I guess I could pay more and live the dream or I could drown in a nightmare of climate disaster. That’s the choice. Only people comfortable in their entitlement don’t see that…
seascraper says
If only you could convince everybody else to think and act the same way. Or failing that force them to do it.
SomervilleTom says
We know that the Seaport district, the subways, and the BIg Dig will be under water by something like 2050.
Just where does that reality fit into your world?
If you like the government of Texas so much, I encourage you to move there yourself. Or Florida. Just don’t come asking for help from me when your new home is destroyed — again — by the next “unpredictable” super-storm.
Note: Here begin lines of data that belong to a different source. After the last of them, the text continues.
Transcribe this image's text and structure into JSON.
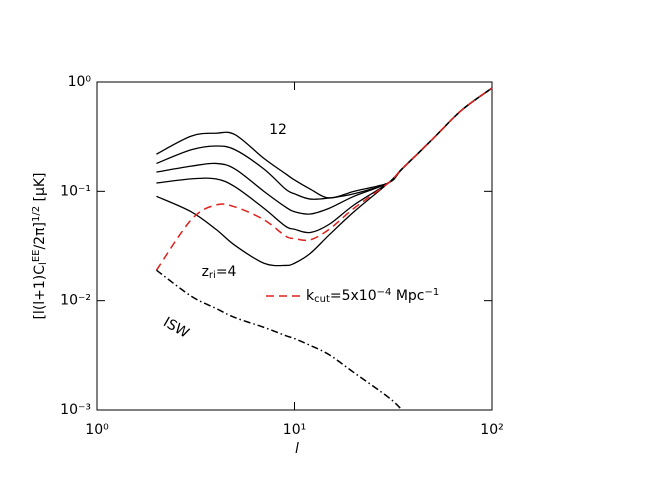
{
  "chart_data": {
    "type": "line",
    "x_label": "l",
    "y_label": [
      {
        "text": "[l(l+1)C"
      },
      {
        "text": "l",
        "shift": "sub"
      },
      {
        "text": "EE",
        "shift": "sup"
      },
      {
        "text": "/2π]"
      },
      {
        "text": "1/2",
        "shift": "sup"
      },
      {
        "text": " [μK]"
      }
    ],
    "log_x": true,
    "log_y": true,
    "xlim": [
      1,
      100
    ],
    "ylim": [
      0.001,
      1
    ],
    "xticks": [
      {
        "value": 1,
        "label": "10⁰"
      },
      {
        "value": 10,
        "label": "10¹"
      },
      {
        "value": 100,
        "label": "10²"
      }
    ],
    "yticks": [
      {
        "value": 0.001,
        "label": "10⁻³"
      },
      {
        "value": 0.01,
        "label": "10⁻²"
      },
      {
        "value": 0.1,
        "label": "10⁻¹"
      },
      {
        "value": 1,
        "label": "10⁰"
      }
    ],
    "x": [
      2,
      3,
      4,
      5,
      7,
      9,
      10,
      12,
      15,
      20,
      30,
      35,
      50,
      70,
      100
    ],
    "series": [
      {
        "color": "#000000",
        "style": "solid",
        "values": [
          0.219,
          0.32,
          0.34,
          0.33,
          0.2,
          0.145,
          0.127,
          0.105,
          0.087,
          0.1,
          0.12,
          0.16,
          0.3,
          0.55,
          0.88
        ]
      },
      {
        "color": "#000000",
        "style": "solid",
        "values": [
          0.18,
          0.24,
          0.26,
          0.24,
          0.16,
          0.105,
          0.095,
          0.085,
          0.087,
          0.095,
          0.12,
          0.16,
          0.3,
          0.55,
          0.88
        ]
      },
      {
        "color": "#000000",
        "style": "solid",
        "values": [
          0.15,
          0.17,
          0.18,
          0.16,
          0.1,
          0.072,
          0.065,
          0.062,
          0.07,
          0.09,
          0.12,
          0.16,
          0.3,
          0.55,
          0.88
        ]
      },
      {
        "color": "#000000",
        "style": "solid",
        "values": [
          0.119,
          0.13,
          0.13,
          0.11,
          0.07,
          0.048,
          0.045,
          0.042,
          0.05,
          0.075,
          0.12,
          0.16,
          0.3,
          0.55,
          0.88
        ]
      },
      {
        "color": "#000000",
        "style": "solid",
        "values": [
          0.09,
          0.065,
          0.045,
          0.032,
          0.022,
          0.021,
          0.022,
          0.027,
          0.04,
          0.065,
          0.12,
          0.16,
          0.3,
          0.55,
          0.88
        ]
      },
      {
        "name": [
          {
            "text": "k"
          },
          {
            "text": "cut",
            "shift": "sub"
          },
          {
            "text": "=5x10"
          },
          {
            "text": "−4",
            "shift": "sup"
          },
          {
            "text": " Mpc"
          },
          {
            "text": "−1",
            "shift": "sup"
          }
        ],
        "color": "#e0201b",
        "style": "dashed",
        "values": [
          0.019,
          0.055,
          0.075,
          0.072,
          0.055,
          0.039,
          0.037,
          0.036,
          0.045,
          0.07,
          0.12,
          0.16,
          0.3,
          0.55,
          0.88
        ]
      },
      {
        "color": "#000000",
        "style": "dashdot",
        "values": [
          0.019,
          0.011,
          0.0085,
          0.007,
          0.0057,
          0.0048,
          0.0045,
          0.0039,
          0.0032,
          0.0022,
          0.0013,
          0.001,
          null,
          null,
          null
        ]
      }
    ],
    "annotations": [
      [
        {
          "text": "12"
        }
      ],
      [
        {
          "text": "z"
        },
        {
          "text": "ri",
          "shift": "sub"
        },
        {
          "text": "=4"
        }
      ],
      [
        {
          "text": "ISW"
        }
      ]
    ]
  }
}
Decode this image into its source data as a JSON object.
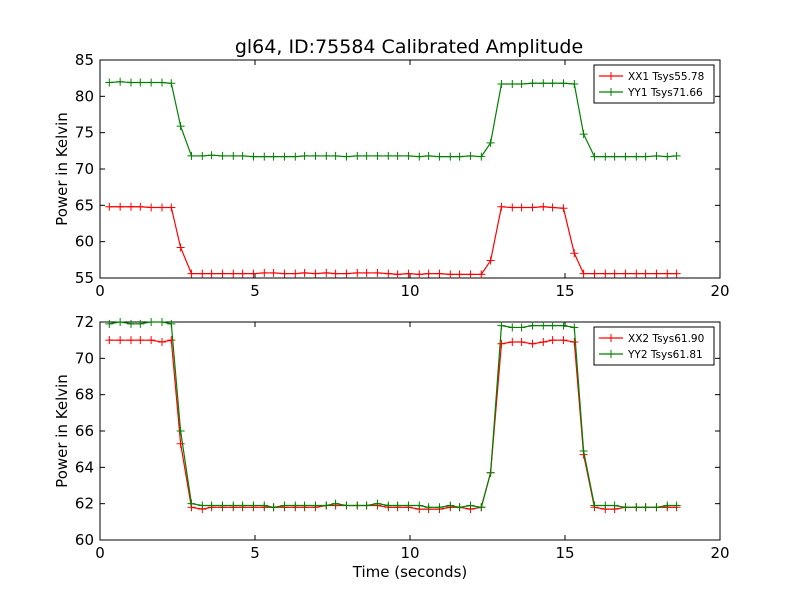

A report from Accuweather (not exactly a leader in addressing climate change) says that Harvey will cost ONE HUNDRED NINETY BILLION dollars of damage to the economy:
Is there ANY reality that will penetrate your shield of denial about the impact of the climate change that has already happened?
petr says
I don’t have to do that. I only have to ask them to think for themselves. If that happens, I’m confident in the outcome.
Christopher says
The line about the Speaker jumped out at me. I wonder how long he expects Winthrop to withstand rising sea levels.
iggyaa says
I have a similar naïve question to the one I posted on a different post. How do we change the system so the Speaker has much less power? And how do we install a new Speaker? Winthrop has a right to elect who they want, but that doesn’t mean he should control everything.
Christopher says
We have to elect Representatives willing to change the rules. I believe BMGer ProgressiveMax could tell you about his group Voters for Legislative Reform (or something like that).
mimolette says
And we need to elect a sufficient number of them that they can act without too great a risk that they’ll fail and be subject to the kind of retaliation that would limit their ability to be useful to their districts at all. We shouldn’t be in a situation where if you try to take down the Speaker, you’d better not miss, but that’s apparently the reality.
Charley on the MTA says
I have been intending a post on this very subject, or close to it. I have to get my thoughts clear on it. Briefly, there should be a reform plan. There have to be primary challenges, even for “progressive” House members; and then the progs have to get each others’ backs. Right now their loyalty is to the Speaker and not to each other.
On the other hand, look at the criminal justice reform *law* that just passed. I wouldn’t have expected DeLeo to let that go through, but there was very good organization behind the scenes, per Judy Meredith.
But you look at what the Senate is able to pass, and what comes of it in the House, and DeLeo is still your one-man bottleneck.